Now we know how gold crystals begin to form on an atomic scale.
For the first time, scientists noticed – and filmed! – the first milliseconds of the formation of gold crystals and found that it is much more complicated than previous research has suggested. Rather than a single irreversible transition, atoms come together and disintegrate several times before stabilizing in a crystal.
This discovery has implications for both materials science and production, as it strengthens our understanding of how materials come together in a disordered pile of atoms.
“As scientists try to control matter at shorter scales to produce new materials and devices, this study helps us understand exactly how some crystals form,” said physicist Peter Ercius of Lawrence Berkeley National Laboratory. .
According to the classical understanding of nucleation – the first part of the formation of crystals, in which atoms begin to self-assemble – the process is quite linear. Put a bunch of atoms together in the right conditions and they will gradually build into a crystal.
However, this process is not easy to observe. It is a dynamic process that occurs on extremely small scales, both spatially and temporally, and often has a random element involved. But our technology has improved to the point where we can now observe atomic-scale processes.
Earlier this year, a team of Japanese scientists revealed that they could observe the nucleation of salt crystals. Now, a Korean and American team led by engineer Sungho Jeon from Hanyang University in the Republic of Korea has done the same with gold.
On graphene backing films, the team developed small gold cyanide nanoribones, using one of the most powerful electron microscopes in the world to observe it, TEAM I. Berkeley Lab at speeds of up to 625 frames per second (fps) – extremely fast for electron microscopy – TEAM I captured the first milliseconds of nucleation in incredible detail.
The results were surprising. Gold atoms come together in a crystalline configuration, disintegrate and reunite in a different configuration, repeating the process several times, fluctuating between disordered and crystalline states before stabilization.
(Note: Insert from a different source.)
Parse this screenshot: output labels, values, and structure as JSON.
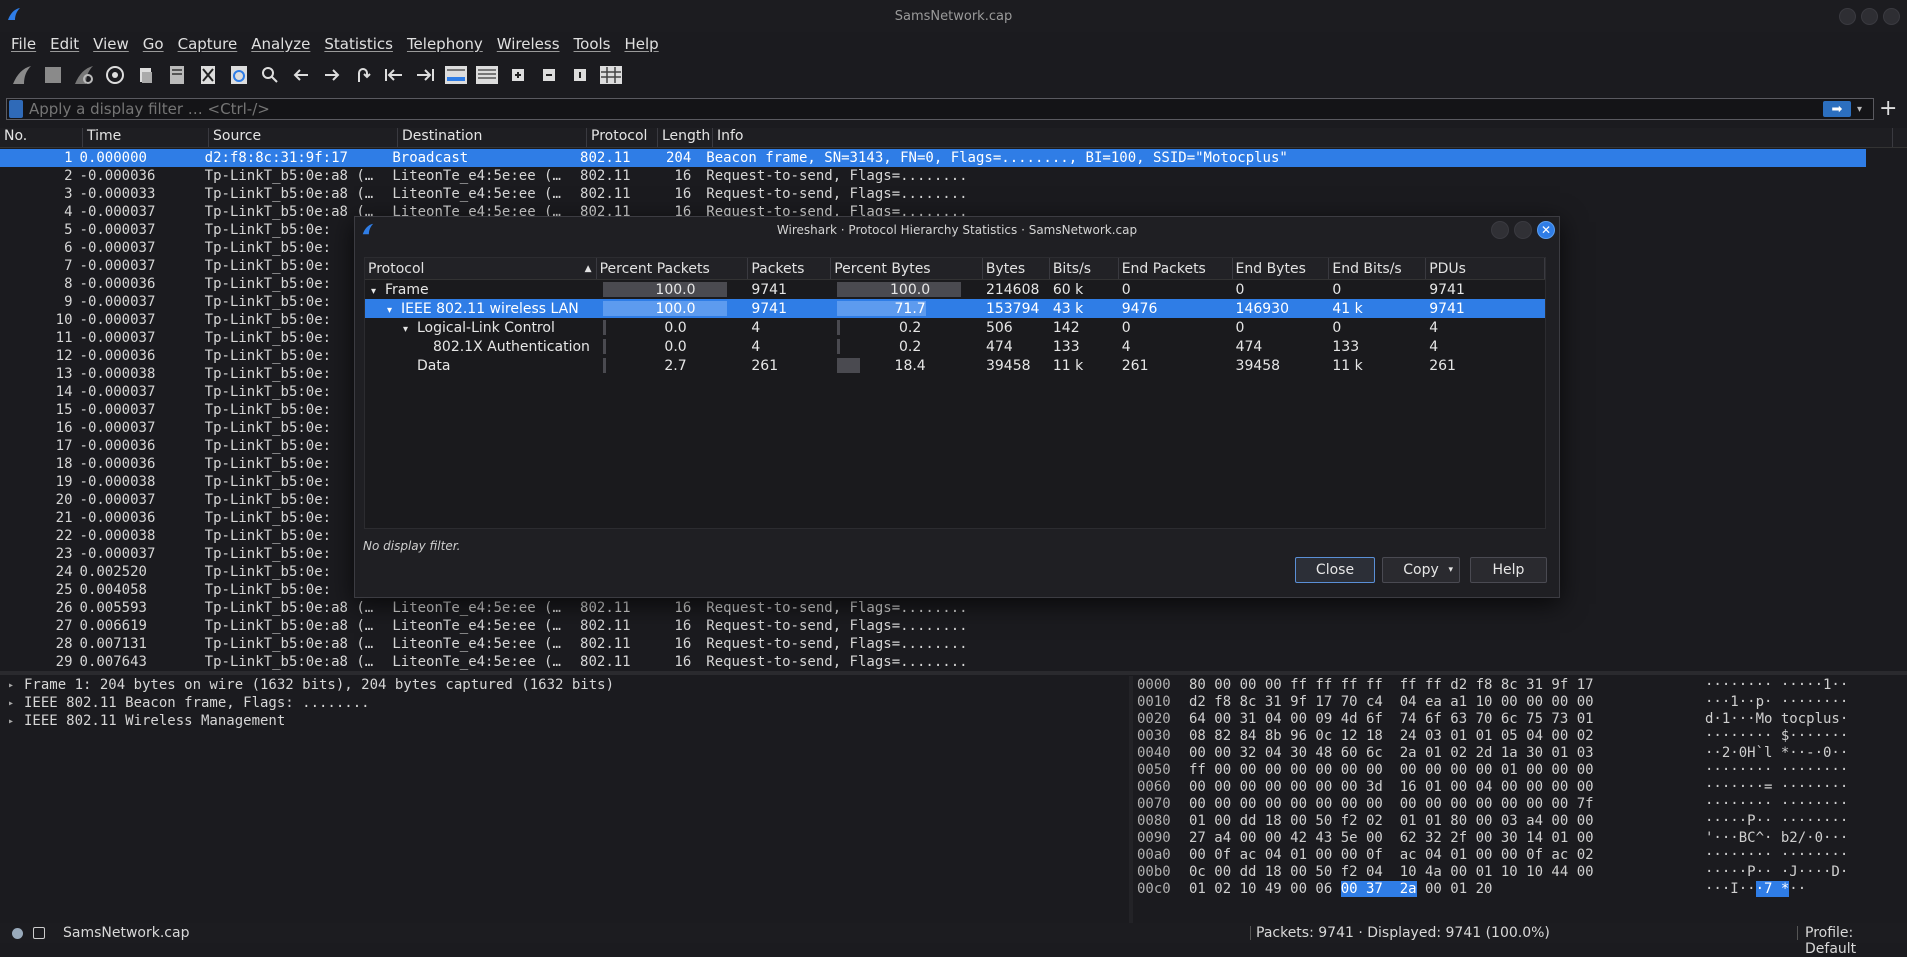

It’s no different from what Japanese scientists have observed about salt crystals, in fact; these atoms also fluctuated between uncharacteristic and semi-ordered states before uniting in a crystal. But this process was filmed at 25 fps; gold atoms fluctuated much, much faster.
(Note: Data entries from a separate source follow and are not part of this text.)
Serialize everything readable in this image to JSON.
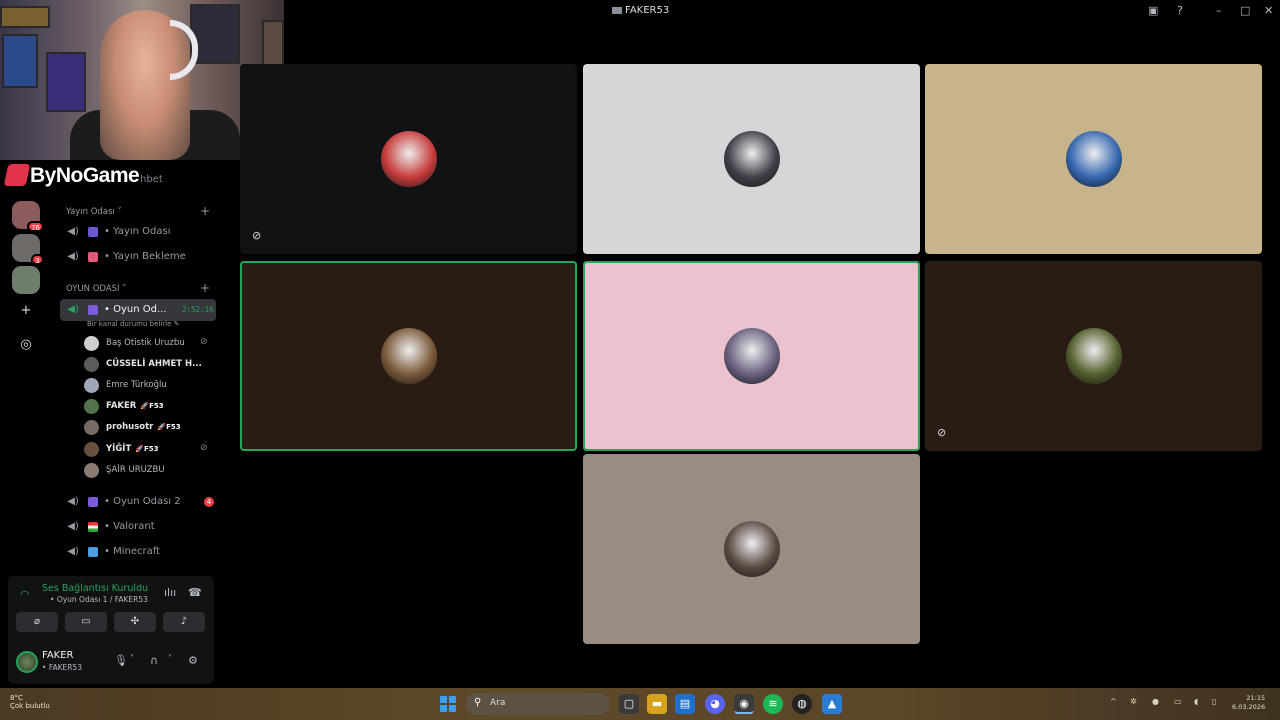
{
  "window": {
    "title": "FAKER53"
  },
  "overlay": {
    "brand": "ByNoGame",
    "brand_tail": "hbet"
  },
  "servers": [
    {
      "badge": "76",
      "color": "#8c5b5b"
    },
    {
      "badge": "3",
      "color": "#6d6a68"
    },
    {
      "badge": "",
      "color": "#6f7d6c"
    }
  ],
  "categories": {
    "yayin": "Yayın Odası",
    "oyun": "OYUN ODASI"
  },
  "channels": {
    "yayin_odasi": "Yayın Odası",
    "yayin_bekleme": "Yayın Bekleme",
    "oyun_odasi": "Oyun Od...",
    "oyun_timer": "2:52:16",
    "oyun_status": "Bir kanal durumu belirle",
    "oyun_odasi_2": "Oyun Odası 2",
    "oyun_odasi_2_badge": "4",
    "valorant": "Valorant",
    "minecraft": "Minecraft"
  },
  "members": [
    {
      "name": "Baş Otistik Uruzbu",
      "tag": "",
      "color": "#cfcfcf",
      "muted": true,
      "bold": false
    },
    {
      "name": "CÜSSELİ AHMET H...",
      "tag": "",
      "color": "#5b5b5b",
      "muted": false,
      "bold": true
    },
    {
      "name": "Emre Türkoğlu",
      "tag": "",
      "color": "#a0a8b8",
      "muted": false,
      "bold": false
    },
    {
      "name": "FAKER",
      "tag": "F53",
      "color": "#52744a",
      "muted": false,
      "bold": true
    },
    {
      "name": "prohusotr",
      "tag": "F53",
      "color": "#7a6a66",
      "muted": false,
      "bold": true
    },
    {
      "name": "YİĞİT",
      "tag": "F53",
      "color": "#6a4f3f",
      "muted": true,
      "bold": true
    },
    {
      "name": "ŞAİR URUZBU",
      "tag": "",
      "color": "#8a7a70",
      "muted": false,
      "bold": false
    }
  ],
  "voice": {
    "status": "Ses Bağlantısı Kuruldu",
    "location": "Oyun Odası 1 / FAKER53"
  },
  "user": {
    "name": "FAKER",
    "sub": "FAKER53"
  },
  "tiles": [
    {
      "bg": "#111214",
      "avatar": "#c73c3c",
      "muted": true,
      "speaking": false
    },
    {
      "bg": "#d5d6d8",
      "avatar": "#40404a",
      "muted": false,
      "speaking": false
    },
    {
      "bg": "#c8b48a",
      "avatar": "#3567b0",
      "muted": false,
      "speaking": false
    },
    {
      "bg": "#2a1c14",
      "avatar": "#7a5a3a",
      "muted": false,
      "speaking": true
    },
    {
      "bg": "#ebc2cd",
      "avatar": "#6a6080",
      "muted": false,
      "speaking": true
    },
    {
      "bg": "#2a1c14",
      "avatar": "#54602f",
      "muted": true,
      "speaking": false
    },
    {
      "bg": "#9a8c80",
      "avatar": "#5a4a44",
      "muted": false,
      "speaking": false
    }
  ],
  "taskbar": {
    "weather_line1": "8°C",
    "weather_line2": "Çok bulutlu",
    "search_placeholder": "Ara",
    "time": "21:15",
    "date": "6.03.2026"
  }
}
Only the speed of the 625 fps detector was hoping to catch it, according to Ercius.
“Slower observations would lose this reversible process very quickly and would only see a blurring instead of transitions,” he said.
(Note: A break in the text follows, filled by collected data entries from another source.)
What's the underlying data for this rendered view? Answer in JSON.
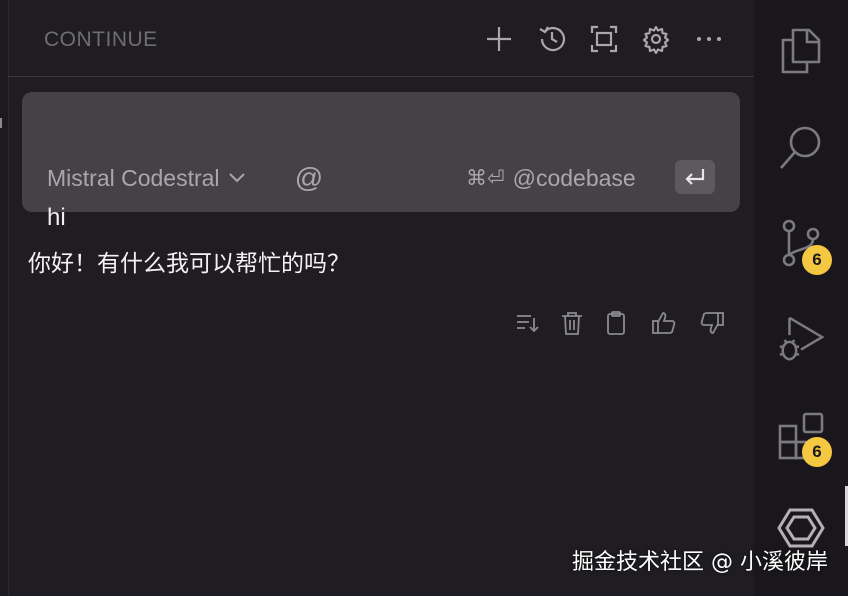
{
  "header": {
    "title": "CONTINUE",
    "buttons": [
      "plus-icon",
      "history-icon",
      "fullscreen-icon",
      "gear-icon",
      "more-icon"
    ]
  },
  "input": {
    "value": "hi",
    "model": "Mistral Codestral",
    "at_symbol": "@",
    "shortcut": "⌘⏎",
    "codebase": "@codebase"
  },
  "response": {
    "text": "你好！有什么我可以帮忙的吗？",
    "actions": [
      "insert-icon",
      "trash-icon",
      "clipboard-icon",
      "thumbs-up-icon",
      "thumbs-down-icon"
    ]
  },
  "activity_bar": {
    "items": [
      {
        "name": "explorer-icon"
      },
      {
        "name": "search-icon"
      },
      {
        "name": "source-control-icon",
        "badge": "6"
      },
      {
        "name": "run-debug-icon"
      },
      {
        "name": "extensions-icon",
        "badge": "6"
      },
      {
        "name": "continue-icon"
      }
    ]
  },
  "watermark": "掘金技术社区 @ 小溪彼岸",
  "colors": {
    "background": "#1f1d21",
    "card": "#444247",
    "badge": "#f5c842"
  }
}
So what causes it? The heat. Nucleation and crystal growth are exothermic processes that release energy in the form of heat in their surroundings. Think of a tiny bomb. This repeatedly melts the crystal configurations, which are trying to reform.
But the reforming process is not helped by the recurring collisions of the input atoms that dynamically disrupt the group of atoms. Eventually, however, the atoms come together in a way that can withstand the heat released by them in doing so.
And here you are! We have a stable gold crystal on which several atoms can be built without collapsing back into a disordered state.
“We found that the crystalline nucleation of gold groups on graphene progresses through reversible structural fluctuations between disordered and crystalline states,” the researchers wrote in their paper.
Our findings clarify the fundamental mechanisms underlying the nucleation stage of material growth, including thin film deposition, interface-induced precipitation, and nanoparticle formation.
Their next step is to develop an even faster detector in hopes of finding even more hidden nucleation processes.
The team ‘s research was published in Science.